The comforts of the Hotel du Vin beckoned and some thoughtful pre-planning had produced the following gameplan: swim-cocktails-dinner-sleep. The pool is tucked away in a corner of the garden. Forget all thoughts of icy, spartan, or bracing. This pool is pure heaven. The changing area was as warm as freshly baked bread and led to a small, covered pool, even warmer. It was impossible to slide into the water without orgasmic exhalations of sheer bliss. Oooo. Then out into a pool open to the sky, glowing with the setting sun over nearby Dartmoor. A glance at the thermometer – thirty delightful degrees. A reality check was needed. Here we were slap bang in the middle of Exeter, busy Magdalen Street only yards away, yet all was peace and calm, time to float and dream.

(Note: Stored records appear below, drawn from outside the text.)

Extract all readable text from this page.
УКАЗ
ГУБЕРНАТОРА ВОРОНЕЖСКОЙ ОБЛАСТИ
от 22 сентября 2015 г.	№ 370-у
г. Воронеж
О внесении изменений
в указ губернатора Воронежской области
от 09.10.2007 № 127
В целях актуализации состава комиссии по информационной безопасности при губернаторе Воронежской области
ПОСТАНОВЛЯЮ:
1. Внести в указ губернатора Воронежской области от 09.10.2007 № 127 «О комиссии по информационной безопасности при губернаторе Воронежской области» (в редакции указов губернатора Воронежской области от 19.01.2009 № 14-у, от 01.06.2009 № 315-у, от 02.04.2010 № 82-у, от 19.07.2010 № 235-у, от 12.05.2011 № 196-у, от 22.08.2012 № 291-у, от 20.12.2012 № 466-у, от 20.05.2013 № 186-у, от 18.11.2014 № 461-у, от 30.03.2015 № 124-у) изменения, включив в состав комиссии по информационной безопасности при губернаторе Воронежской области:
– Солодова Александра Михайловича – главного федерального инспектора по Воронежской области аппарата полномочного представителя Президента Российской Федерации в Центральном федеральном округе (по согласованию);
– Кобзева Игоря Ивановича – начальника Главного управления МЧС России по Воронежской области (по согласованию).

But don’t forget the list. Cocktails to prolong the warm fuzzy sensations. After an expertly constructed Bloody Mary for me, Kir Royale for her, thoughts turned to food. The restaurant is a brilliant add-on to the original building. Festooned with dozens of teardrop light spheres under a sweeping glass roof, it looks out on the gardens. Sliding glass doors can be opened in warmer weather to connect the in with the out. A word or two about waiters here. They can be intrusive or discrete, knowledgeable or uninformed, pleasant or downright surly. Ours ticked all the right boxes, and some more besides. Jake Stokes was working his way up through the pecking-order of the Hotel du Vin’s parent company Malmaison and will be at manager level pretty soon if I’m any judge.
To pair with my scallops then mussels (yes, I like seafood, and this was the best; diver-caught scallops and rope-grown mussels, local and oh-so-succulent) Jake steered me toward a bottle of Trimbach Riesling Alsace. It was exceptionally good. He knows his stuff. While we chatted between courses, he let me into an Hotel du Vin Exeter wine secret which I now share with you all. The assistant bistro manager, by name Laura Harris, is studying for sommelière qualification in her own time. Impressive. She has compiled a list of all the wines no longer featuring on the brand-standard card and there’s some beauties. A Timorasso ‘Derthona’ Piedmont, Walter Massa at £49, and a Hermitage La Chapelle, Paul Jaboulet at £199. There are dozens more. Laura wasn’t there when we visited but it sounds like a return stay is going to be necessary. Ask to see the Cellar Selection.
Over the after-dinner wind-down in the lounge I had a chance to read a fascinating history of the building written by Tony Shirazian, assistant front office manager, another Hotel du Vin gem. From its foundation in 1808 with seven beds, one matron, one nurse and a servant, this venerable institution and its staff has been looking after people in different iterations for 214 years. And it continues to do so superbly.